Protests could permanently halt the Dakota Access Pipeline by blocking construction until 1 January 2017, when the project's contracts expire. See Example(s)
Collected via Twitter, November 2016
Dakota Access Vice President Joey Mahmoud said in an August 2016 court filing that if 1 January 2017 came and went without progress, third parties would be able to cancel business contracts related to the pipeline.
Neither opponents or proponents have said that if it isn't completed by 1 January 2017 that it cannot be completed at all.
The effect of delays past 1 January 2017 on the pipeline's future.
On 18 November 2016, the Ring of Fire radio network published a story which reported that if the Dakota Access Pipeline was not completed by 1 January 2017, contracts set to expire on that date could possibly kill the project completely:
Though water protectors have held their ground at Standing Rock against the Dakota Access pipeline for months now, they need only push for a month and a half longer until it is possible that their mere presence may actually kill the oil-funneling project.
Is it too good to be true? It might be – but it might also truly signal the end of this horrific struggle.

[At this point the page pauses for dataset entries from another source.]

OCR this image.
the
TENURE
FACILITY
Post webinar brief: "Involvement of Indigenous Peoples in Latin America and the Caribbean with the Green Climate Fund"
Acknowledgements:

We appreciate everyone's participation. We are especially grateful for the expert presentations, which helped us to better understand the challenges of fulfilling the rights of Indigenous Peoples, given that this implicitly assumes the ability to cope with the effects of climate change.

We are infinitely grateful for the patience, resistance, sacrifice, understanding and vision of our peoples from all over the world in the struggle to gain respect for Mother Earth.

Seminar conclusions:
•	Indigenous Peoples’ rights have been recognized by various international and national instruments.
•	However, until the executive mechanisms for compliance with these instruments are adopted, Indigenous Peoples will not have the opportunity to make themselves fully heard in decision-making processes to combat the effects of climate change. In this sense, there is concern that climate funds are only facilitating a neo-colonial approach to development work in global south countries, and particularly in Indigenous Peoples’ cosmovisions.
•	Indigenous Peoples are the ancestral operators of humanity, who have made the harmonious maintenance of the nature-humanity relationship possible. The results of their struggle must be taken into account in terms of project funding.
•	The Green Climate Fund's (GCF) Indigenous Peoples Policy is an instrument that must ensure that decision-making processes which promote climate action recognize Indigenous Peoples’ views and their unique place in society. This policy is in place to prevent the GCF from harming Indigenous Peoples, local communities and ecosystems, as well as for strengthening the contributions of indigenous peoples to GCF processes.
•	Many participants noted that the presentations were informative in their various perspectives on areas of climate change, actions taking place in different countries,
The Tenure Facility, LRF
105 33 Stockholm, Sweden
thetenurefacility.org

This is due to a very specific deadline that the company producing the pipeline is under: if oil is not flowing by January 1, 2017, the two year contract expires. Though due to the massive investment the company has already made, they may try to continue building on the site, every day that the water protectors hold the land represents a massive hit to investors’ pocketbooks.
According to a 17 November 2016 blog post published by Camp of the Sacred Stones, legal action taken by Dakota Access LLC against the U.S. Army Corps of Engineers hinged on that date:
On Wednesday, November 16, 2016, just hours after the arrival of the drill at Standing Rock, Dakota Access LLC filed a lawsuit against the U.S. Army Corp of Engineers for delaying its decision on the last required easement. Standing Rock Sioux Tribal Chairman Dave Archambault said in response, “They are wrong and the lawsuit will not succeed. We are looking forward to discussing the easement with the Administration and explaining why it must be denied.” In their court documents, the company said that delays have already cost nearly $100 million and that “further delay in the consideration of this case would add millions of dollars more each month in costs which cannot be recovered.”

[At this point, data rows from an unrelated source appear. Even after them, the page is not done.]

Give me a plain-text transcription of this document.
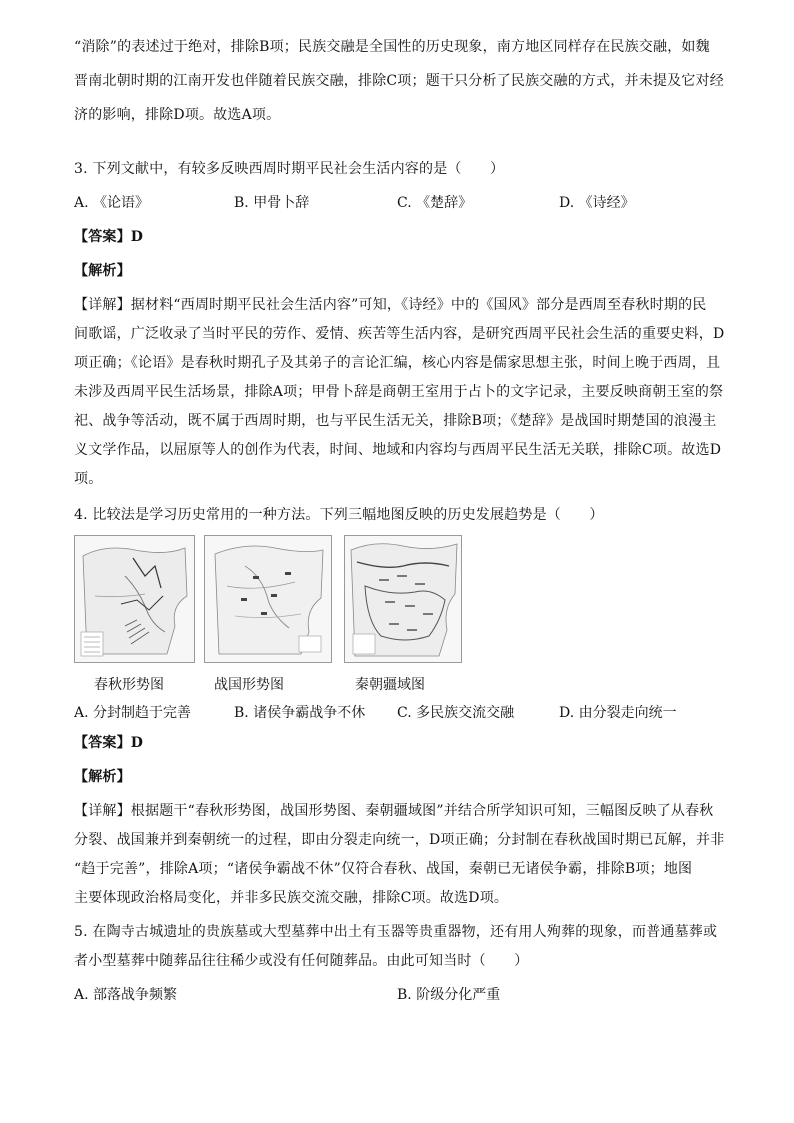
“消除”的表述过于绝对，排除B项；民族交融是全国性的历史现象，南方地区同样存在民族交融，如魏
晋南北朝时期的江南开发也伴随着民族交融，排除C项；题干只分析了民族交融的方式，并未提及它对经
济的影响，排除D项。故选A项。
3. 下列文献中，有较多反映西周时期平民社会生活内容的是（　　）
A. 《论语》	B. 甲骨卜辞	C. 《楚辞》	D. 《诗经》
【答案】D
【解析】
【详解】据材料“西周时期平民社会生活内容”可知，《诗经》中的《国风》部分是西周至春秋时期的民
间歌谣，广泛收录了当时平民的劳作、爱情、疾苦等生活内容，是研究西周平民社会生活的重要史料，D
项正确；《论语》是春秋时期孔子及其弟子的言论汇编，核心内容是儒家思想主张，时间上晚于西周，且
未涉及西周平民生活场景，排除A项；甲骨卜辞是商朝王室用于占卜的文字记录，主要反映商朝王室的祭
祀、战争等活动，既不属于西周时期，也与平民生活无关，排除B项；《楚辞》是战国时期楚国的浪漫主
义文学作品，以屈原等人的创作为代表，时间、地域和内容均与西周平民生活无关联，排除C项。故选D
项。
4. 比较法是学习历史常用的一种方法。下列三幅地图反映的历史发展趋势是（　　）
春秋形势图	战国形势图	秦朝疆域图
A. 分封制趋于完善	B. 诸侯争霸战争不休 C. 多民族交流交融	D. 由分裂走向统一
【答案】D
【解析】
【详解】根据题干“春秋形势图，战国形势图、秦朝疆域图”并结合所学知识可知，三幅图反映了从春秋
分裂、战国兼并到秦朝统一的过程，即由分裂走向统一，D项正确；分封制在春秋战国时期已瓦解，并非
“趋于完善”，排除A项；“诸侯争霸战不休”仅符合春秋、战国，秦朝已无诸侯争霸，排除B项；地图
主要体现政治格局变化，并非多民族交流交融，排除C项。故选D项。
5. 在陶寺古城遗址的贵族墓或大型墓葬中出土有玉器等贵重器物，还有用人殉葬的现象，而普通墓葬或
者小型墓葬中随葬品往往稀少或没有任何随葬品。由此可知当时（　　）
A. 部落战争频繁	B. 阶级分化严重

This desperation comes from the company’s January 1, 2017 deadline for completing the project. Dakota Access has previously told the District Court that if they are not delivering oil by January 1, their shipper contracts will expire and the project will be in jeopardy. A new report by the Institute for Energy Economics and Financial Analysis, and issued just as the company’s lawsuit was being filed on Wednesday, confirmed these weaknesses in the financing of the project and questioned its entire economic rationale.
On 16 November 2016, Indian Country Today reported that DAPL officials had told a court that the project would be jeopardized if the pipeline is not completed by 1 January 2017:
“They are rushing to get the pipeline in the ground to meet that deadline, “ said Archambault. “The only urgency here was created by their own reckless choice to build the pipeline before it had all the permits to do so. They chose to reroute this pipeline away from Bismarck and put it at our doorstep and through our treaty lands and sacred places, even after we told them that it could not pass here. They made bad decisions and are now facing the consequences. The tide is turning against this project. We thank all of our water protectors who have raised their voices against it. You are being heard.”
A 16 November 2016 report [PDF] published by the Institute for Energy Economics and Financial Analysis suggested that vested companies might back out after that date:
DAPL faces a looming financial deadline. The pipeline’s principal backer, Energy Transfer Partners (ETP), has conceded in court proceedings that it has a contractual obligation to complete the project by January 1, 2017. If it misses this deadline, companies that have committed long-term to ship oil through the pipeline at 2014 prices have the right to rescind those commitments—and may well exercise that right.
ETP will most likely miss this deadline. The company recently informed investors that it would take from 90 to 120 days to complete the pipeline after it receives its necessary easement from the Army Corps of Engineers to cross the Missouri River, which would push completion of the pipeline well past Jan. 1.
Dakota Access Vice President Joey Mahmoud wrote in an Aug. 18 declaration to the court that the company had committed to completing the pipeline by Jan. 1, 2017.
“The long-term transportation contracts give shippers a right to terminate their commitments if (Dakota Access Pipeline) is not in full service per the contract deadline,” Mahmoud wrote.
By all accounts, stalling the Dakota Access Pipeline’s construction beyond 1 January 2017 greatly increases the chance that associated commitments would be terminated by third parties. However, we could find no information suggesting that the 1 January 2017 date was a hard-and-fast deadline, rather than simply a company projection used to bolster arguments of urgency in court.